Partite da brividi, risultati pazzeschi e colpi di scena: questa l’ottava giornata di ritorno. Luci a San Siro: va in scena il big match tra Milan e Napoli. Uno scontro al vertice, significativo per primato e classifica. I rossoneri battono per 3 – 0 i partenopei. Una grande prova dei uomini di Allegri, che dominano la partita. Pessima prestazione per gli azzurri, mai pericolosi. Il Milan tenta così l’allungo. Ora Ibra e Co. sono a +6 sui partenopei.

L’Inter espugna il Ferraris (Genova). I nerazzurri battono la Samp, scavalcano il Napoli e mantengono la distanza di -5 dai cugini. I blucerchiati non sanno più vincere e ora devono guardarsi le spalle.

Un autogol di Dias condanna la Lazio alla sconfitta contro il Cagliari e fa traballare il quarto posto. Bocciati i biancocelesti all’esame Europa. Ottava vittoria per Donadoni sulla panchina dei rossoblu, che viaggia a ritmo europeo.

Seconda sconfitta consecutiva per la Juve. I bianconeri perdono in casa contro il Bologna e si allontanano dalla zona europea. L’ex Di Vaio (doppietta) trascina i felsinei verso la salvezza. Al termine della partita urla e fischi di tutto lo stadio.

Per la prima all’Olimpico del neo tecnico Montella la Roma subisce l’ennesima rimonta questa volta da parte del Parma. Amauri (doppietta) pareggia in 5’ il doppio vantaggio giallorosso. È un piccolo passo in avanti per i gialloblù verso la salvezza. È un mezzo passo falso per la Roma, che non approfitta della doppia sconfitta di Palermo e Juve.

Vola l’Udinese. Al Barbera (Palermo) i friulani stritolano i padroni di casa con un netto 7 – 0. Questo è il peggior risultato della storia del Palermo. Poker di Sanchez e tripletta Di Natale annientano i rosanero, che non entrano mai in partita. Ora gli uomini di Guidolin sono a -1 dalla Lazio. Esonerato Delio Rossi. Sulla panchina del Palermo siederà Serse Cosmi.

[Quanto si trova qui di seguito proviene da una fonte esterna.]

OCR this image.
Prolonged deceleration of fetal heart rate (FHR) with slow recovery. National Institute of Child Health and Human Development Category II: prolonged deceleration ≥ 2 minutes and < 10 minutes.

Ghezzal risponde a Gilardino. È pari tra Bari e Fiorentina. Un punto inutile per i biancorossi, che vedono concretizzarsi la B. Solo un miracolo potrebbe salvare gli undici di Mutti. Prestazione modesta dei viola che, dopo il gol del vantaggio, si addormentano.

Vittoria in rimonta del Catania sul Genoa. Gli etnei  ribaltano il risultato e conquistano tre punti importanti. Seconda vittoria per il tecnico Simeone. Piccola battuta d’arresto per gli undici di Ballardini.

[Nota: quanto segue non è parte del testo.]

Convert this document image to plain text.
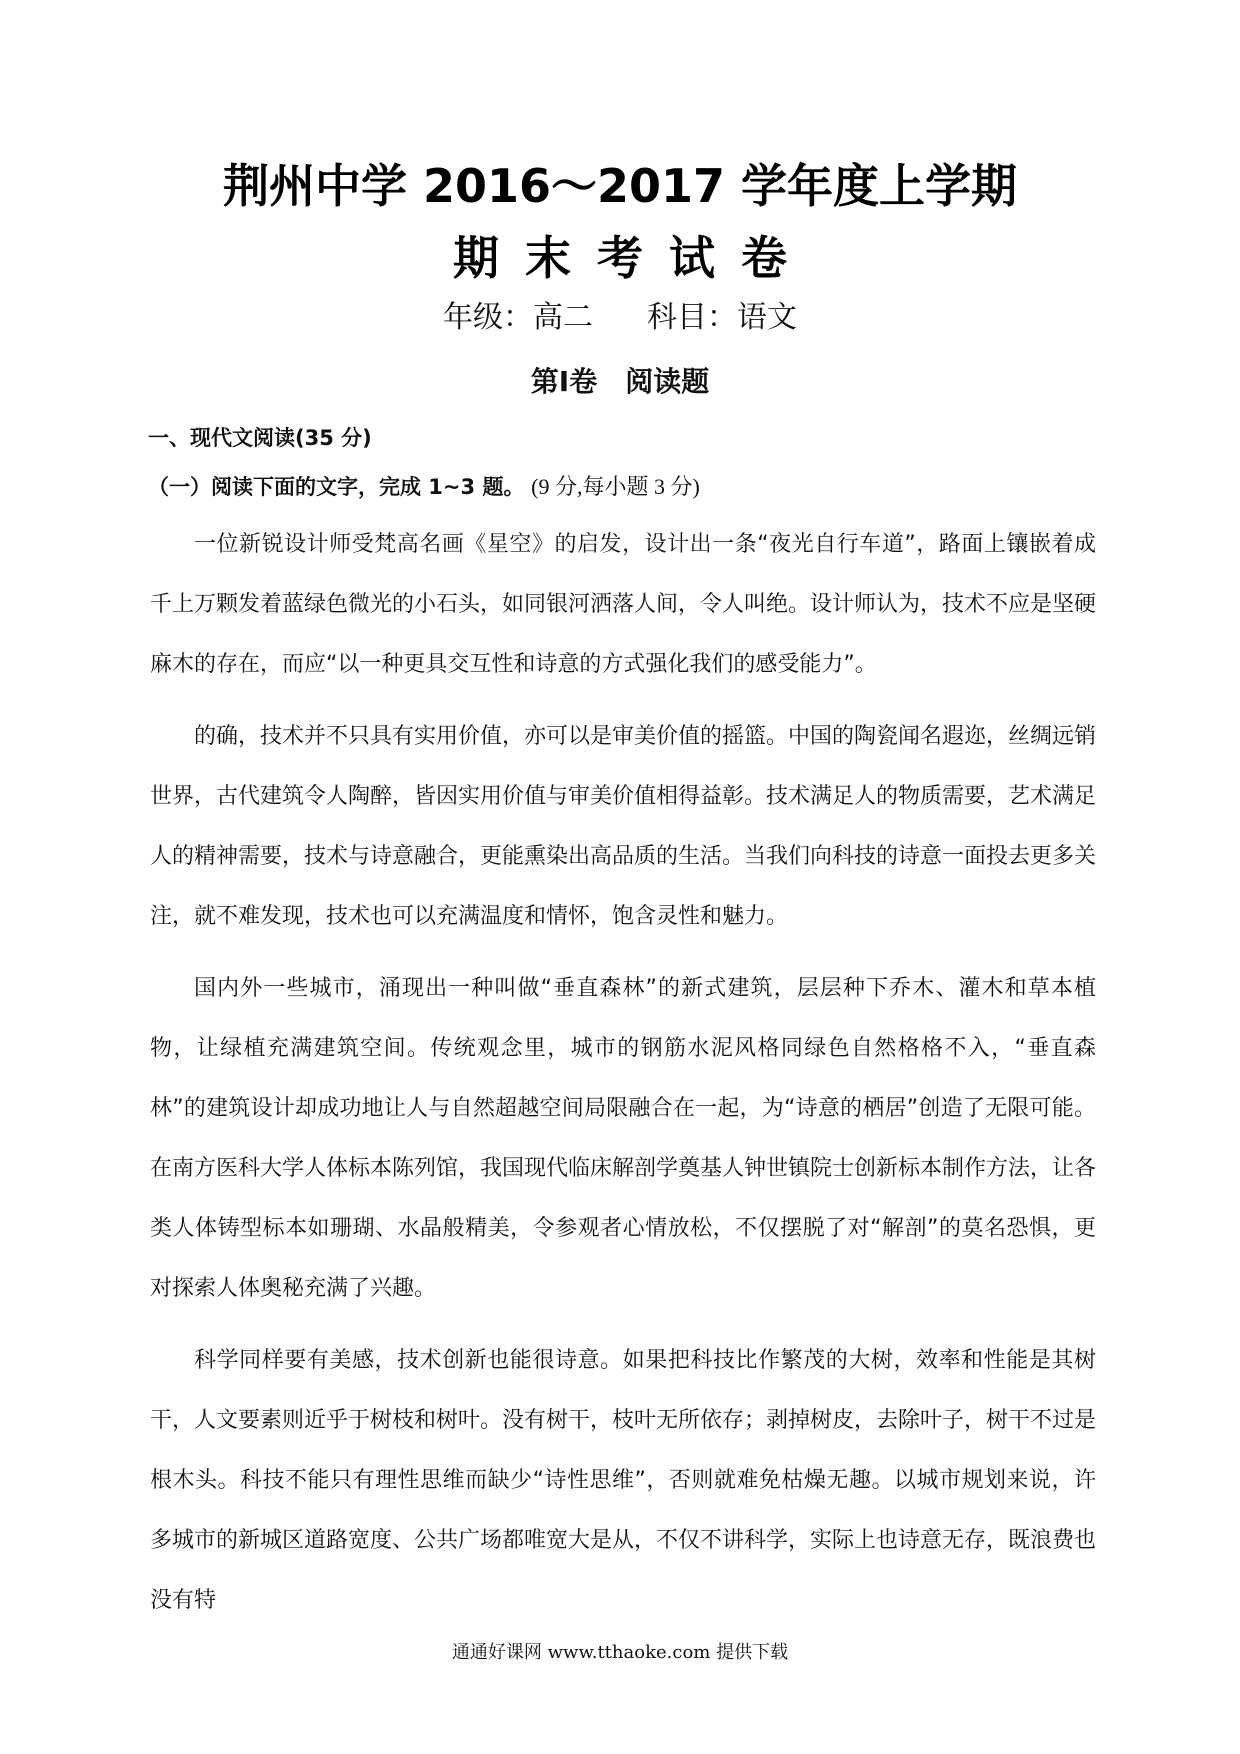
荆州中学 2016～2017 学年度上学期
期末考试卷
年级：高二 科目：语文
第Ⅰ卷　阅读题
一、现代文阅读(35 分)
（一）阅读下面的文字，完成 1~3 题。 (9 分,每小题 3 分)

一位新锐设计师受梵高名画《星空》的启发，设计出一条“夜光自行车道”，路面上镶嵌着成千上万颗发着蓝绿色微光的小石头，如同银河洒落人间，令人叫绝。设计师认为，技术不应是坚硬麻木的存在，而应“以一种更具交互性和诗意的方式强化我们的感受能力”。

的确，技术并不只具有实用价值，亦可以是审美价值的摇篮。中国的陶瓷闻名遐迩，丝绸远销世界，古代建筑令人陶醉，皆因实用价值与审美价值相得益彰。技术满足人的物质需要，艺术满足人的精神需要，技术与诗意融合，更能熏染出高品质的生活。当我们向科技的诗意一面投去更多关注，就不难发现，技术也可以充满温度和情怀，饱含灵性和魅力。

国内外一些城市，涌现出一种叫做“垂直森林”的新式建筑，层层种下乔木、灌木和草本植物，让绿植充满建筑空间。传统观念里，城市的钢筋水泥风格同绿色自然格格不入，“垂直森林”的建筑设计却成功地让人与自然超越空间局限融合在一起，为“诗意的栖居”创造了无限可能。在南方医科大学人体标本陈列馆，我国现代临床解剖学奠基人钟世镇院士创新标本制作方法，让各类人体铸型标本如珊瑚、水晶般精美，令参观者心情放松，不仅摆脱了对“解剖”的莫名恐惧，更对探索人体奥秘充满了兴趣。

科学同样要有美感，技术创新也能很诗意。如果把科技比作繁茂的大树，效率和性能是其树干，人文要素则近乎于树枝和树叶。没有树干，枝叶无所依存；剥掉树皮，去除叶子，树干不过是根木头。科技不能只有理性思维而缺少“诗性思维”，否则就难免枯燥无趣。以城市规划来说，许多城市的新城区道路宽度、公共广场都唯宽大是从，不仅不讲科学，实际上也诗意无存，既浪费也没有特

通通好课网 www.tthaoke.com 提供下载
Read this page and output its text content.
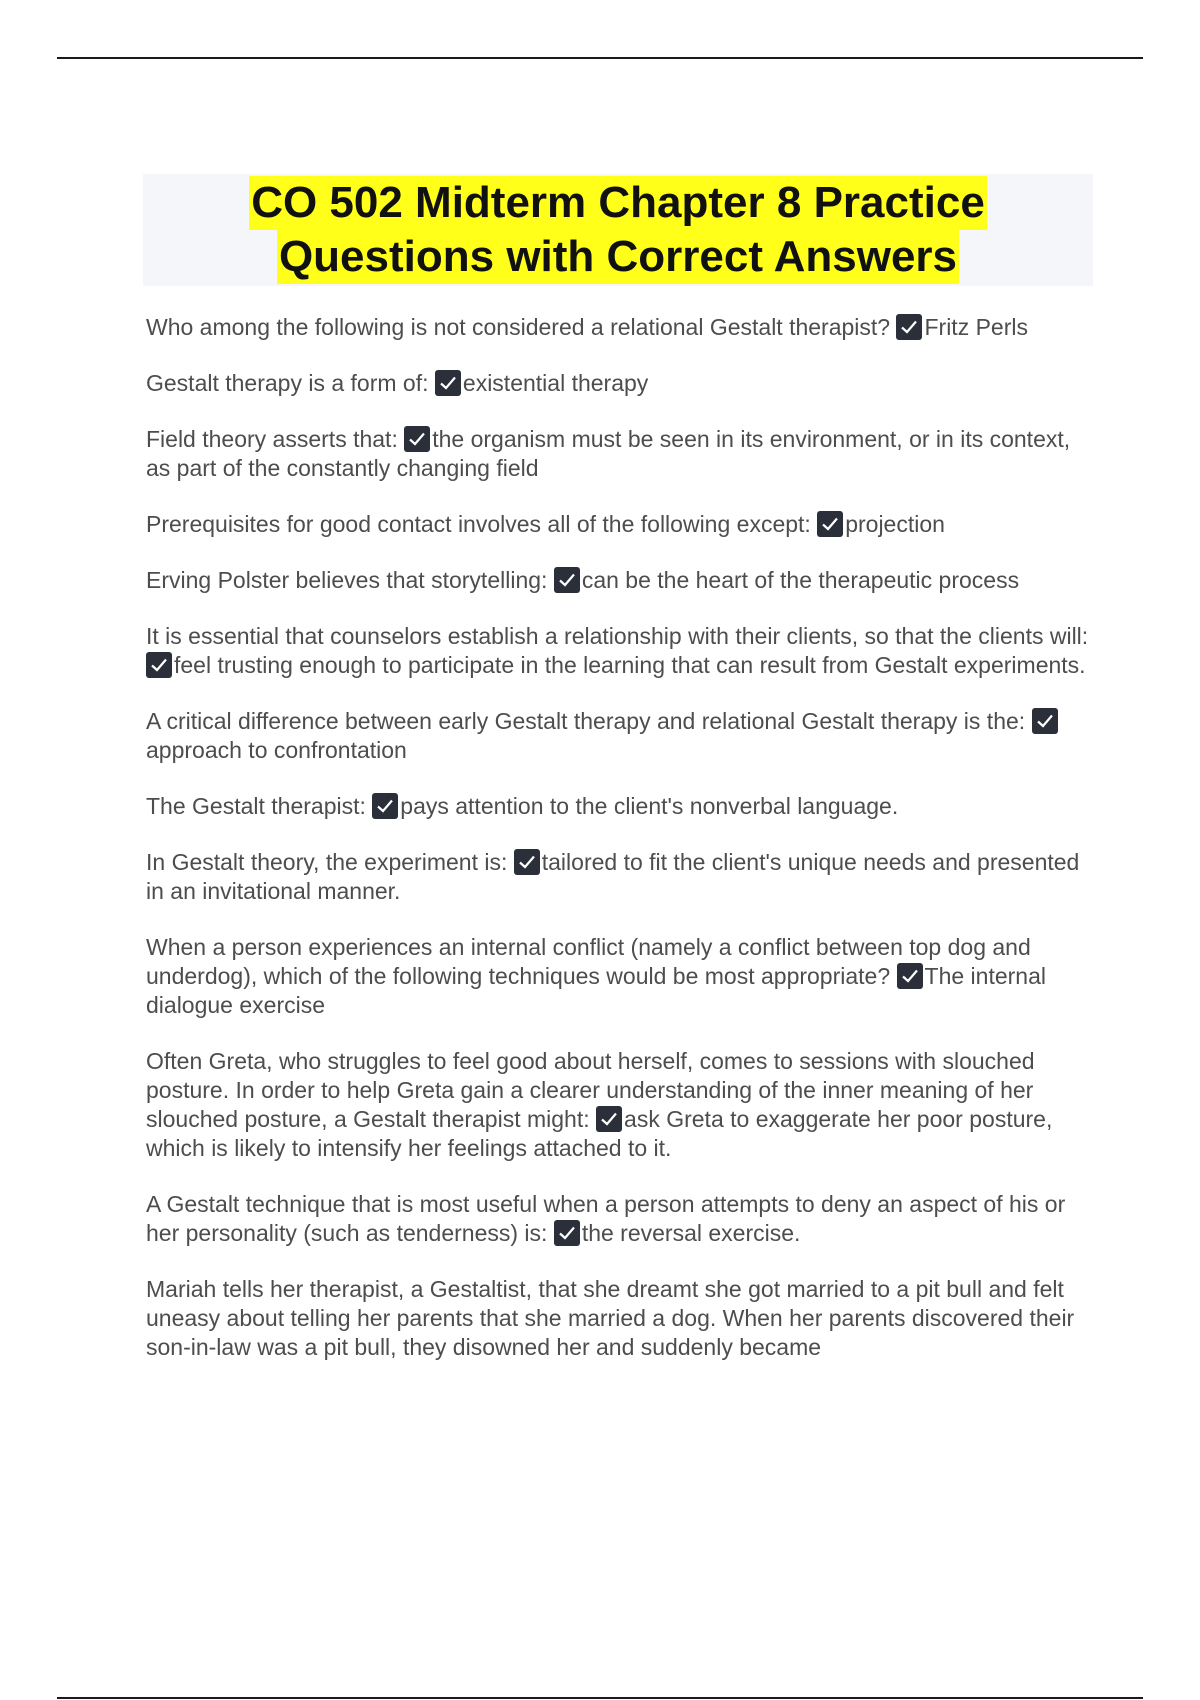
CO 502 Midterm Chapter 8 Practice
Questions with Correct Answers
Who among the following is not considered a relational Gestalt therapist? Fritz Perls
Gestalt therapy is a form of: existential therapy
Field theory asserts that: the organism must be seen in its environment, or in its context, as part of the constantly changing field
Prerequisites for good contact involves all of the following except: projection
Erving Polster believes that storytelling: can be the heart of the therapeutic process
It is essential that counselors establish a relationship with their clients, so that the clients will:
feel trusting enough to participate in the learning that can result from Gestalt experiments.
A critical difference between early Gestalt therapy and relational Gestalt therapy is the:
approach to confrontation
The Gestalt therapist: pays attention to the client's nonverbal language.
In Gestalt theory, the experiment is: tailored to fit the client's unique needs and presented in an invitational manner.
When a person experiences an internal conflict (namely a conflict between top dog and underdog), which of the following techniques would be most appropriate? The internal dialogue exercise
Often Greta, who struggles to feel good about herself, comes to sessions with slouched posture. In order to help Greta gain a clearer understanding of the inner meaning of her slouched posture, a Gestalt therapist might: ask Greta to exaggerate her poor posture, which is likely to intensify her feelings attached to it.
A Gestalt technique that is most useful when a person attempts to deny an aspect of his or her personality (such as tenderness) is: the reversal exercise.
Mariah tells her therapist, a Gestaltist, that she dreamt she got married to a pit bull and felt uneasy about telling her parents that she married a dog. When her parents discovered their son-in-law was a pit bull, they disowned her and suddenly became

Pareggio casalingo per il Brescia. Nella sfida salvezza contro il Lecce, le rondinelle si fanno recuperare 2 gol di vantaggio dai salentini. Buon punto per gli undici di De Canio, due punti buttati per gli uomini di Iachini.

Dopo nove giornate, il Cesena torna alla vittoria. Al 90’ Jimenez tiene vive le speranze salvezza del Cesena e beffa il Chievo. Sono punti fondamentali per gli undici di Ficcadenti, che si portano a -3 dalla zona salvezza. Terzo ko consecutivo per i clivensi.

Giornata nera per le terne arbitrali. In Brescia – Lecce sbaglia Morganti ad annullare il gol di Caracciolo: non c’è il fuorigioco. Da annullare per offside i primi due gol in Catania – Genoa. Sbaglia Giannoccaro a convalidarli. Brighi non concede un rigore alla Roma per il contatto Paletta – Totti. Dubbio il rigore che Valeri concede al Cesena: Mandelli e Bogdani sembrano trattenersi a vicenda. Perplessità sul rigore concesso al Milan: Aronica tocca il palla con il braccio, ma difficile stabilirne la volontarietà.